When you connect to a new host using ssh, the system will check if the hosts public hostkey is in your .ssh/known_hosts file. If it is not, the system prompts you to accept the key. If a key is already there you will be logged in. However, if a key is there for that host and it does not match the one that the remote host has sent, you will receive a warning and the command will not continue.

For accessing a cluster, it would be really tedious to have to connect to each host and then say 'yes' to the prompt in order to get the keys into your known_hosts file. So, to avoid this, we have a script that you can run which will remove any outdated keys from your known_hosts file and set up the file so you have automatic access to the cluster and other calculation machines.

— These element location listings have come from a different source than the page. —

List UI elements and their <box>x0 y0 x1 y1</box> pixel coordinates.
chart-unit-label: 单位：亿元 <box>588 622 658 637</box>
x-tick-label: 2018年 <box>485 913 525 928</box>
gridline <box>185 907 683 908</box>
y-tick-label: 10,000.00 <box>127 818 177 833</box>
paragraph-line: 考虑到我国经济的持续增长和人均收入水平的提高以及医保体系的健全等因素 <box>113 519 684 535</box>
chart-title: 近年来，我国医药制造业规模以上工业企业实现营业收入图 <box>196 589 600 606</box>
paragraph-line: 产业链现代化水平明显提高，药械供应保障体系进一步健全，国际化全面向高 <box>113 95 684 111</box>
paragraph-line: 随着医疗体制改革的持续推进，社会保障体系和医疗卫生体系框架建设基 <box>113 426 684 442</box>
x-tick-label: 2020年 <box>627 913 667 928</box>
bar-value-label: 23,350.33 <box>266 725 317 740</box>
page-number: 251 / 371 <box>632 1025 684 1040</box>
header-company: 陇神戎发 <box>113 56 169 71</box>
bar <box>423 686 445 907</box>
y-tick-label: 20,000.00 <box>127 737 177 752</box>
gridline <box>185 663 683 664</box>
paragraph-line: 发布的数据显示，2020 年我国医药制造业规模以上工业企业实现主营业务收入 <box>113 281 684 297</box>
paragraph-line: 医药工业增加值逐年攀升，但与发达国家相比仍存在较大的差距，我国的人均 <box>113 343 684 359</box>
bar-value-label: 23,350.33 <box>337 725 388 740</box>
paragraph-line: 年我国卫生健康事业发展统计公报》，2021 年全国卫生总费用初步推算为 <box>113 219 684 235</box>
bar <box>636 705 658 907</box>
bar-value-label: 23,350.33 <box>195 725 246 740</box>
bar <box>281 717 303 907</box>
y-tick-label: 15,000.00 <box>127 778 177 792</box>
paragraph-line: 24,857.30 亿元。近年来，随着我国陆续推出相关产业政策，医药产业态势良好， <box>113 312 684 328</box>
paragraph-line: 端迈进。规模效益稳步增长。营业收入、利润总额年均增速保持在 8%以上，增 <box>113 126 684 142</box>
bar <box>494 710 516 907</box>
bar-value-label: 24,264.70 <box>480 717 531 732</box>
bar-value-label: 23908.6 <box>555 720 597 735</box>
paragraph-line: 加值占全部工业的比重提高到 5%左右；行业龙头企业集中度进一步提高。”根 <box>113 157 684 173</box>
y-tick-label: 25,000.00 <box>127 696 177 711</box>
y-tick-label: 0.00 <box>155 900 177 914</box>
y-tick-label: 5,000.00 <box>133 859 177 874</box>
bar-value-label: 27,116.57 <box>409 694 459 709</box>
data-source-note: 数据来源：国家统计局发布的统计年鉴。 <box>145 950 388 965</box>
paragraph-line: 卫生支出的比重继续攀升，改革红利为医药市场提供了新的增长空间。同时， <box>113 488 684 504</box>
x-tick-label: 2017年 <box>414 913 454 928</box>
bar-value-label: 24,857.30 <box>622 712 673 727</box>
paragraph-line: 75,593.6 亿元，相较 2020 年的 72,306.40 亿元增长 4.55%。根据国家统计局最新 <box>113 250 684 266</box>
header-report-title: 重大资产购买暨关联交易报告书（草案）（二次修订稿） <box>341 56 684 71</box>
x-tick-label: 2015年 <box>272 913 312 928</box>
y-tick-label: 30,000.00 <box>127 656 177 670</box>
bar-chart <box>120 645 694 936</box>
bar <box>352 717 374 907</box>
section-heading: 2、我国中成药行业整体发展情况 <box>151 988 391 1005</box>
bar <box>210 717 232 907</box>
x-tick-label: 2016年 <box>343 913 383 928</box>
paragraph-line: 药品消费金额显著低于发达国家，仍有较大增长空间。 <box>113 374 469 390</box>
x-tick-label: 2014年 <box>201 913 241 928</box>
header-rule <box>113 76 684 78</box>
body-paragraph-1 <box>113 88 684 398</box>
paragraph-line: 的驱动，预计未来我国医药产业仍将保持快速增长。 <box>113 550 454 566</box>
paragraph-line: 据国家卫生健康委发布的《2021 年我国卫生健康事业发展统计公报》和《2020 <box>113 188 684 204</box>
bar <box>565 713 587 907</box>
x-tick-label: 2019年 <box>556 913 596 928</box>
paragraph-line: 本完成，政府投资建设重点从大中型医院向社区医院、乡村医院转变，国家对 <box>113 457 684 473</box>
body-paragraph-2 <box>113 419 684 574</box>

At the command prompt, type

setup_known_hosts

You should see the progress of your known_hosts file being set up. Now your keys are ready for cluster access.

Testing Cluster Access

To test your access to the cluster, you'll use the pdsh command. pdsh uses ssh to send commands in parallel to a group of machines. You have to remember to only send commands that are not going to run for a long time or prompt you for any input, because that will cause your pdsh command to hang as the commands on the other end wait for input that never comes. So, you can send commands like 'uptime' or 'date' that will return output and then exit.

'date' is a good example, it will display the system time on the remote machine and then exit. It's a good idea to run it to make sure all of the remote machines have synchronized clocks. Type the following command: (you may want to stretch the terminal window vertically to see all 64 lines of output.)

pdsh -R ssh -w pnode[01-64] 'date'

This will display the date from each of the remote machines. This should run without errors and come back to a command prompt. If it has errors or does not finish, there may be a problem with either your keys or connectivity to the cluster.

Don't worry if they differ by one second, because the time may have changed during the command. If they differ by more than a second, there may be a problem, but it should not effect most commands.

To see how busy the remote machines are, you can do:

pdsh -R ssh -w pnode[01-64] 'uptime'

which will tell you how long each machine has been up and its system load.

You can use this same command to run things on a subset of nodes, like this command to check the load on the last 8 nodes:

pdsh -R ssh -w pnode[57-64] 'uptime'

Or other computation hosts where you have keys set up, such as fibonacci and ramsey:

pdsh -R ssh -w fibonacci,ramsey 'uptime'

Once you have these commands working, you're ready to configure your distributed application.